Они нашли извозчика.

— Нет, верно, фотограф был не из полиции, она и без того всех их знает. Должно быть, просто любитель или репортер, — сказал Тонышев. — Да он и не успел нас снять. У него тотчас вышибли аппарат.

— Да, вышибли аппарат… А хотя бы и снял, мне совершенно всё равно.

Тонышев решительно не знал, о чем говорить. У крыльца ее дома он сказал:

— Когда я могу быть у вас, Люда?

— Будем вам очень рады. Мы обычно принимаем по воскресеньям, но можно и в любой будний день, только предупредите… И еще раз спасибо за вечер, — сказала она и отворила дверь ключем. Тонышев смотрел на нее с недоумением… «Так она замужем? И сообщила об этом под занавес!» И социаль-демократка! И так дешево-гуманно расплакалась в притоне!» — думал он разочарованно; сразу потерял к Люде интерес.

IV

Спор был о том, примут ли работу. Автор говорил, что никогда не примут. Его друг отвечал, что могут принять. Они часто спорили. Впрочем, Эйнштейн видел, что Бессо, инженер по образованию, понимает в его теории не очень много.

— По моему, могут напечатать, — говорил Бессо, впрочем, старавшийся не слишком обнадеживать своего друга: думал, что, если работу не примут, то это будет для него очень тяжелым ударом. — Ты когда ее доставил?

— 30 июня. Если бы приняли, то уже появилась бы, — отвечал со вздохом Эйнштейн.

— Разве непринятые рукописи не возвращаются? Ведь это не газета!

— Вероятно, возвращаются.

— Но почему же ты думаешь, что не примут?

— Потому, что я никто; не ученый, не профессор, не приват-доцент, один из двенадцати служащих Патентного бюро. Кроме того, ты ведь знаешь, что это за работа. Ее понять не так легко.

— Не так легко, так пусть и потрудятся. И там в редакции сидят не фельетонисты, а Друде, Рентген, Кольрауш, Планк!

Эйнштейн только вздыхал.

— Они скажут, что это глупая шутка. Как французы говорят, une fumisterie — с трудом выговорил он французское слово. — Я и сам иногда так думаю: может быть, теория относительности это именно fumisterie?

— Ну, я не Рентген, но я никак этого не думаю! — бодро отвечал Бессо. — Увидишь, напечатают хотя бы как парадокс.
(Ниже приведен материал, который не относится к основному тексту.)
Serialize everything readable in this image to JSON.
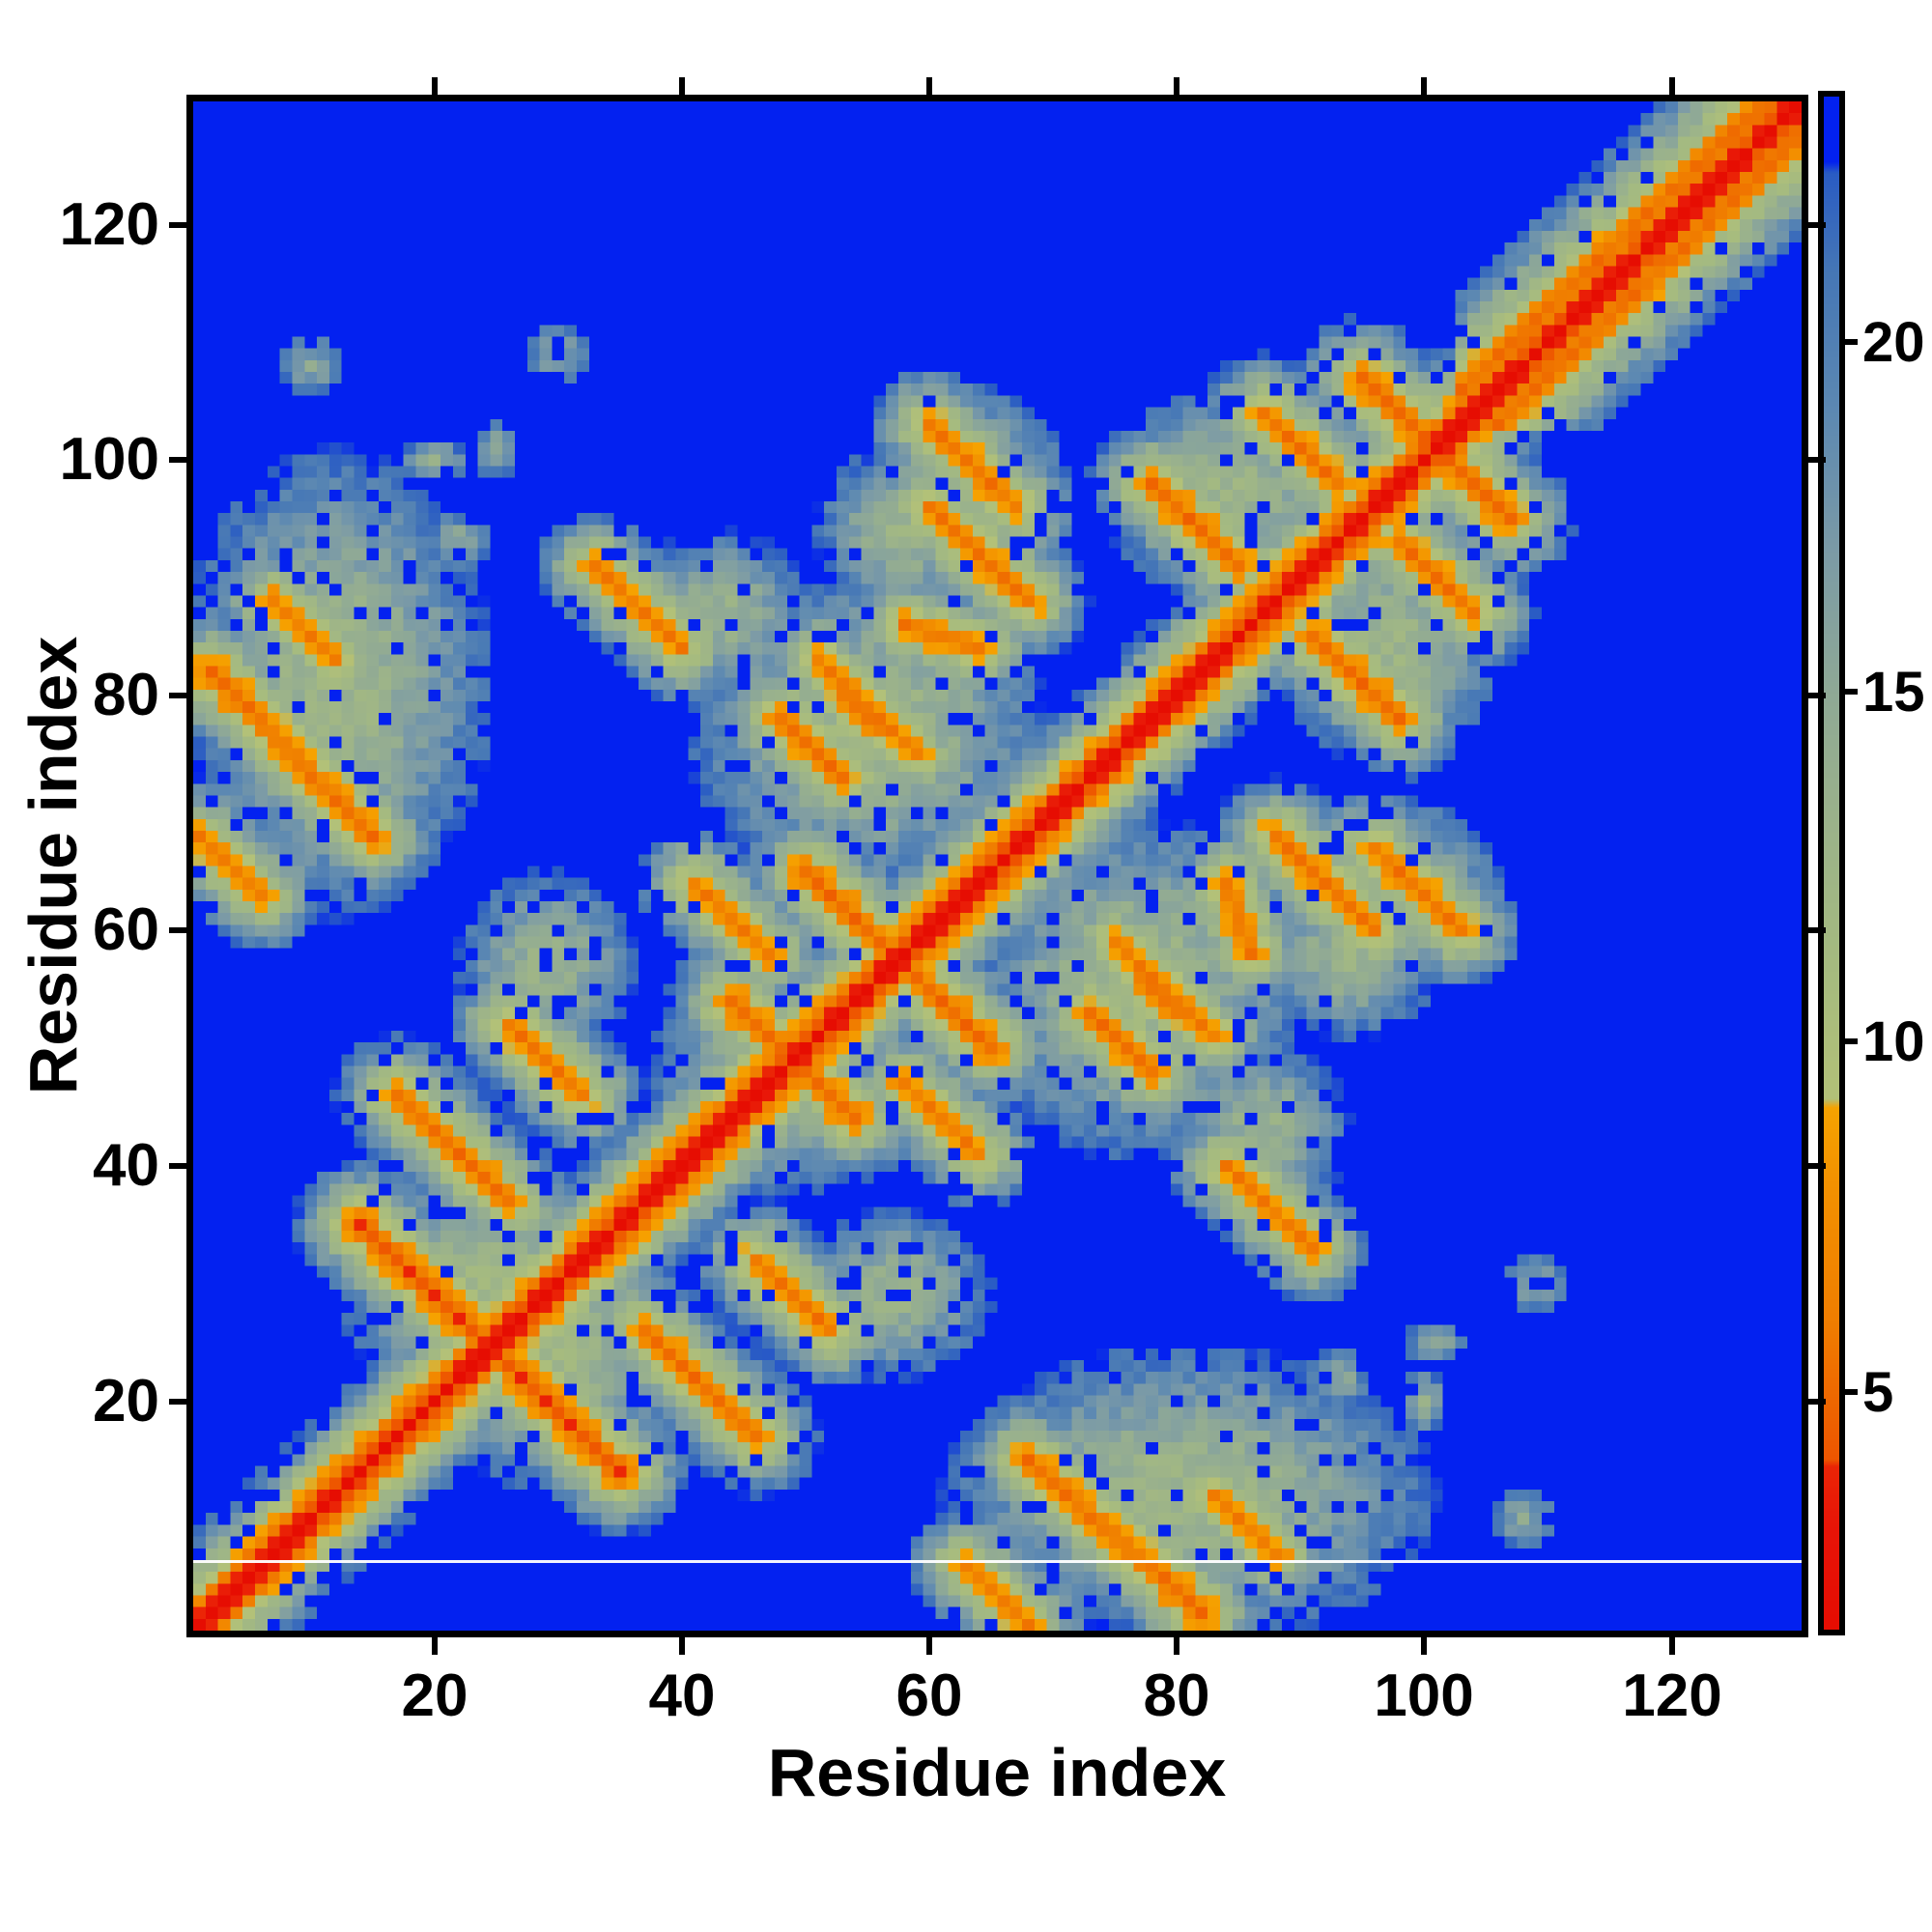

Жили Эйнштейны в Швейцарии очень бедно, берегли каждый франк, принимали мало, ни в какое швейцарское общество не вошли. Только Бессо бывал у них чуть не каждый вечер. Он недолюбливал Милеву. У нее и вид был всегда суровый, говорить с ней ему было трудно. Она была сербка. Училась математике, но муж с ней о науке никогда не разговаривал, да и вообще разговаривали они не часто. Быть может, Эйнштейн и сам не знал, почему на ней женился. А она уж наверное плохо понимала, зачем вышла замуж за этого скучного немецкого еврея, который вечно рассказывал не смешные анекдоты, зарабатывал в Патентном бюро 3.500 франков в год, одевался Бог знает как, и брился без щетки обыкновенным мылом, растирая его на щеках и подбородке рукой. Милева обычно к ним и не выходила, только подавала им бутылку пива и оставшуюся от обеда баранину, — он почти всегда ел баранину да еще колбасу. По воскресеньям Бессо приходил днем. Они сидели у окна и любовались, поверх веревки с сушившимся бельем, видом на Юнгфрау. Иногда Эйнштейн пиликал на скрипке. Иногда говорили о политических делах. Он высказывал очень левые и совершенно не интересные мысли, — Бессо грустно думал, что Альберт ничего в политике не понимает. Иногда говорили и о литературе. Альберт восхищался Толстым:

— Ах, какой замечательный, полезный писатель! И какой хороший человек! Жаль, что не любит науку и не получил математического образования. Впрочем, я тоже мало понимаю математику.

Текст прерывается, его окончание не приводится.